Microsoft Requires Paid Parental Leave for Subcontractors
(Bloomberg) -- Companies that want to staff Microsoft’s cafeterias, entrance desks and other positions will have to offer those workers three months of paid parental leave, the software giant said Thursday.
To qualify for contracts, companies will have to provide at least 12 weeks of paid time off, up to $1,000 a week, at the birth or adoption of a new child. The policy will apply to companies with 50 or more workers who perform “substantial” work for Microsoft. The requirement will be phased in over the next 12 months and is expected to impact thousands of workers.
“Companies like us are in a unique position to create positive impact within our broader ecosystem,” said Microsoft General Counsel Dev Stahlkopf. “We'd like to focus our resources on companies that share our values.”
Only 13 percent of private-sector workers in the U.S. get paid parental leave.
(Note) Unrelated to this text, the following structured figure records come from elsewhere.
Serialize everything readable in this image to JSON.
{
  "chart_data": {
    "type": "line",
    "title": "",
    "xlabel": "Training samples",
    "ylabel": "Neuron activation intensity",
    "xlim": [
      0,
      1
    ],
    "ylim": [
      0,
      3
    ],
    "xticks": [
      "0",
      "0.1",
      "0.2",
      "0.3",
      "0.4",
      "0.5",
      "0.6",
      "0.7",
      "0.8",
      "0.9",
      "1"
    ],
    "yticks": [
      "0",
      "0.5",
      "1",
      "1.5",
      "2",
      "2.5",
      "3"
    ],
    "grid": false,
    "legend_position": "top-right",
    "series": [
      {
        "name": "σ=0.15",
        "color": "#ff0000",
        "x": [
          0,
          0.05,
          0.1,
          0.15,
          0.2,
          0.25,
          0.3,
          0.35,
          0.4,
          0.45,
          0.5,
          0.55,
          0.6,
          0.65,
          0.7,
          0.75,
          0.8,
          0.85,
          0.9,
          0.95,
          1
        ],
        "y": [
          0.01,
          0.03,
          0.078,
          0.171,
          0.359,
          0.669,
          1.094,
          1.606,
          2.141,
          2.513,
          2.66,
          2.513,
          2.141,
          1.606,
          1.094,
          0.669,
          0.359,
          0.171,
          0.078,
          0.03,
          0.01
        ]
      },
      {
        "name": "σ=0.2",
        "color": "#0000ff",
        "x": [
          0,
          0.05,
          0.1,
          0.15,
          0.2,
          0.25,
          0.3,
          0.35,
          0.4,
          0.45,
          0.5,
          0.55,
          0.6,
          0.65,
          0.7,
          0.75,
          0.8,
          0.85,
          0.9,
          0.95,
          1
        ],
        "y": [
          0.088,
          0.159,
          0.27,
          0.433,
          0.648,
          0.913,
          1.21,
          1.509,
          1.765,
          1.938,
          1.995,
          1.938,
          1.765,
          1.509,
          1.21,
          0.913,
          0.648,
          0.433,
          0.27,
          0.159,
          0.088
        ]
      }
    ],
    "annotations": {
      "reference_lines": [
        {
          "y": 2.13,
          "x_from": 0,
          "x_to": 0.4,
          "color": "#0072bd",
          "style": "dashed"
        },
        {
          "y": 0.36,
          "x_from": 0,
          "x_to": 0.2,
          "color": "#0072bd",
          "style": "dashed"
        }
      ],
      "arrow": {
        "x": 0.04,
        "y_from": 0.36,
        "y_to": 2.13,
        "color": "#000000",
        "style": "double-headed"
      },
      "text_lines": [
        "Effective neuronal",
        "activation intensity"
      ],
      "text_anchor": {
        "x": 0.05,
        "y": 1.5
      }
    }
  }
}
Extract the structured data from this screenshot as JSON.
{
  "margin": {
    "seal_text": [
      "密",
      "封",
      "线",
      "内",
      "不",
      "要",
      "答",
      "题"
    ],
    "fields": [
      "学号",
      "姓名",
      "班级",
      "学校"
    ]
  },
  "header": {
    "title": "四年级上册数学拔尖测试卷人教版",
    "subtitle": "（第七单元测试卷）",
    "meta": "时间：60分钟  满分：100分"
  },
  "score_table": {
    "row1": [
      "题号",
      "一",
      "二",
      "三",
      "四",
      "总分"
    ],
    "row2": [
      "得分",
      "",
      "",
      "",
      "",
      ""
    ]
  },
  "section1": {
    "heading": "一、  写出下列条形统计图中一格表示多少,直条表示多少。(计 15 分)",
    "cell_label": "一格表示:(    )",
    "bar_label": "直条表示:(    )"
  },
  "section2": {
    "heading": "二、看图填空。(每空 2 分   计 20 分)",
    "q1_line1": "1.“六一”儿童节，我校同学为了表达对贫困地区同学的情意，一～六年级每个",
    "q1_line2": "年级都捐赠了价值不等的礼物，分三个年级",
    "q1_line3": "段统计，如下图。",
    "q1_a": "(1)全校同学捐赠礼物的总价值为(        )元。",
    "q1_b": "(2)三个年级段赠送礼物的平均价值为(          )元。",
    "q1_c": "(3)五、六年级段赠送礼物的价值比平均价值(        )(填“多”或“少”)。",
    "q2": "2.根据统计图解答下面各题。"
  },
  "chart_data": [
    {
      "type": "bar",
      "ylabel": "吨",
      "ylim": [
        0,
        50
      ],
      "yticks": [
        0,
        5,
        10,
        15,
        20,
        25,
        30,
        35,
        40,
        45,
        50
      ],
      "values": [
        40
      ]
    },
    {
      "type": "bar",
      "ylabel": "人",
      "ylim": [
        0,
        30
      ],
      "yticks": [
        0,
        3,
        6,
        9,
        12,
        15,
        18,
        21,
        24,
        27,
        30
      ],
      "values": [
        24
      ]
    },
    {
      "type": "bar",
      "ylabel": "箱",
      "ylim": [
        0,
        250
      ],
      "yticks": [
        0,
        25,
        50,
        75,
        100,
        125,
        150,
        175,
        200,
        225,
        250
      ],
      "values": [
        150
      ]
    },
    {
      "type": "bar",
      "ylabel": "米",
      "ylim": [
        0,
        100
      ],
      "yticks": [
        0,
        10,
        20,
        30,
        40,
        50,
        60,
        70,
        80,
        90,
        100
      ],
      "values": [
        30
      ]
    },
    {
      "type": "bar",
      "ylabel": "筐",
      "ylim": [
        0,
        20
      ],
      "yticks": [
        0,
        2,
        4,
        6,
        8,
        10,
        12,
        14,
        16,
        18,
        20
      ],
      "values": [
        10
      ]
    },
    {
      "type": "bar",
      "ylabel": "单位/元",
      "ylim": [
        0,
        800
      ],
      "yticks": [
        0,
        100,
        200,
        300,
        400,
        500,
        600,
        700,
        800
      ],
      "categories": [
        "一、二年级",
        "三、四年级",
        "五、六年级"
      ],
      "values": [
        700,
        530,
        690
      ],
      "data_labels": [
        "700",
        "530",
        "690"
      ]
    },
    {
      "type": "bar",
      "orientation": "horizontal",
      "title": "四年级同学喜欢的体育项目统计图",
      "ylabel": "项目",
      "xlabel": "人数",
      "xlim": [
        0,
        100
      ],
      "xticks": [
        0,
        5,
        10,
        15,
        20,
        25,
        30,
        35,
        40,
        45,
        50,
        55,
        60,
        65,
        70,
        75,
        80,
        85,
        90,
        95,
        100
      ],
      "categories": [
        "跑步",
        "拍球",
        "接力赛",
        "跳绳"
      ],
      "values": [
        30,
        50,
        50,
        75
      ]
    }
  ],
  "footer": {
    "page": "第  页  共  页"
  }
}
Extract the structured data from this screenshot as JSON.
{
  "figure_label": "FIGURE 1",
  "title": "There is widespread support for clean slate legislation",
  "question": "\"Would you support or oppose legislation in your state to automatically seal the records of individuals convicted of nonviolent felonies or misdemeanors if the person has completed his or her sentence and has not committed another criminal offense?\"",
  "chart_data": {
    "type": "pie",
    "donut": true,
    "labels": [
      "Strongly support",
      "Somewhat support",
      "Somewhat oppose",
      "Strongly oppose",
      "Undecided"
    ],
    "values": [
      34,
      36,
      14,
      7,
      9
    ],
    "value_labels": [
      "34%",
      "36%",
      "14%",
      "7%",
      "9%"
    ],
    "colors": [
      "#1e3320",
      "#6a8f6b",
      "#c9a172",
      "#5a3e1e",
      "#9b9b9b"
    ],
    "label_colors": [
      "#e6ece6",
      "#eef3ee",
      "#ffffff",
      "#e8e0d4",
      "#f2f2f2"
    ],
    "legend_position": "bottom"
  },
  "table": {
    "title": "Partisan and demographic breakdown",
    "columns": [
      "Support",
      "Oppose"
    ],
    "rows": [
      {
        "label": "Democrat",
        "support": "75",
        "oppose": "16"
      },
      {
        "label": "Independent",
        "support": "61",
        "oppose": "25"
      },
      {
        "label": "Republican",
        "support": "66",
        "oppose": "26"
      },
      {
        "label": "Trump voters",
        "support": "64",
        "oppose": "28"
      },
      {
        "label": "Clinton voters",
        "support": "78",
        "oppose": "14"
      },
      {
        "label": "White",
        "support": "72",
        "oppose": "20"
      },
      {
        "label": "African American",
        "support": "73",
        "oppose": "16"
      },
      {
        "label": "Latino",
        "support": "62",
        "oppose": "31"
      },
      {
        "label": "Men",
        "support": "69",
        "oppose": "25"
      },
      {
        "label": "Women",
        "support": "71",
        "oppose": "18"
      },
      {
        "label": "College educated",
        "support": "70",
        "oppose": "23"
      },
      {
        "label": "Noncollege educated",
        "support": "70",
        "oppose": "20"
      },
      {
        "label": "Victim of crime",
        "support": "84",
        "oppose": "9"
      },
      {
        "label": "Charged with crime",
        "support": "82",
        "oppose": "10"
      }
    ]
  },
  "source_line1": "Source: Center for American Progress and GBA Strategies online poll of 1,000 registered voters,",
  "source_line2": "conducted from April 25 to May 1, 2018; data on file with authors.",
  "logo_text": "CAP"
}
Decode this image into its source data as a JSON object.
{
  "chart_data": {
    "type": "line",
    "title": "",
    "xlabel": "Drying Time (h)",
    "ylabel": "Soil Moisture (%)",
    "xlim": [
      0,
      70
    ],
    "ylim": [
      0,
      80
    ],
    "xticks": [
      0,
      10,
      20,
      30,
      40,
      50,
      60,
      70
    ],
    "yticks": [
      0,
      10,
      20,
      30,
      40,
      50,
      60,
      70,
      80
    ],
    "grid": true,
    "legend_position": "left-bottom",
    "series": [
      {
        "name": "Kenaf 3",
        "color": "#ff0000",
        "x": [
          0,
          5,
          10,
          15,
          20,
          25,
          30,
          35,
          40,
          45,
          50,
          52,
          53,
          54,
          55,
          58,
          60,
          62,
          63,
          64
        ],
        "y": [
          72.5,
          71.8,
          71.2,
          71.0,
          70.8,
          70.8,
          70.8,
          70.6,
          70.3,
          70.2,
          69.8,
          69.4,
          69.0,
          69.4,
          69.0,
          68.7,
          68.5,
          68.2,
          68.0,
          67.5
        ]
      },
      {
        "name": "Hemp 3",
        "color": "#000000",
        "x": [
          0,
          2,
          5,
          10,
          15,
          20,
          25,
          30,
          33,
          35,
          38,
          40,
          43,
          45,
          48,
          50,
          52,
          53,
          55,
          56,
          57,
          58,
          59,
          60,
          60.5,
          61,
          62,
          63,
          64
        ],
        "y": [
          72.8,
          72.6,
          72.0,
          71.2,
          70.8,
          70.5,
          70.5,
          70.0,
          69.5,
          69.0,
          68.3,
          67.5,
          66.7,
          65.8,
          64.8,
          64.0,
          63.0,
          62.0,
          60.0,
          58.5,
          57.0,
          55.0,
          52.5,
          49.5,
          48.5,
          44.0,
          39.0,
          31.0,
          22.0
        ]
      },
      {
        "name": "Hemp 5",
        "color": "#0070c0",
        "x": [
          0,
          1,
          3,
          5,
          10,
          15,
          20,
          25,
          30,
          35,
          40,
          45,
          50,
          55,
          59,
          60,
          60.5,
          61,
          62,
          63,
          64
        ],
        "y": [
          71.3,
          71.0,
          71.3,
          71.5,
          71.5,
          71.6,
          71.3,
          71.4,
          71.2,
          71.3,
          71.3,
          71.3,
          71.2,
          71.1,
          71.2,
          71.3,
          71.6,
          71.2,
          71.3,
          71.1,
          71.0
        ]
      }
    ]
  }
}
As Microsoft improves its own benefits, the company has also been trying to raise the standards for its subcontractors. In 2014, some of those workers unionized and began pressuring Microsoft to make their employer provide paid leave and other benefits.
The following year, Microsoft announced it would require staffing firms to grant workers at least 15 days of paid time off. (Facebook has a similar policy.) The latest move makes Microsoft the first company to require their vendors to provide parental leave, according to Family Values @ Work, an advocacy group that promotes paid leave.
“Until recently most companies didn’t think much about the treatment of the employees by vendors or companies they subcontract with,” said Ellen Bravo, co-executive director of the group. “That’s a problem, particularly when a company subcontracts vital parts of their work.”
Bravo also encouraged Microsoft and other companies that see themselves as leaders on this issue to lobby for government policy changes that provide these benefits more widely. She also noted that only a quarter of employee leaves are taken for a new baby, which suggests companies should also consider benefits for family leave and other sick time. Microsoft’s Stahlkopf said the company may look at that in the future.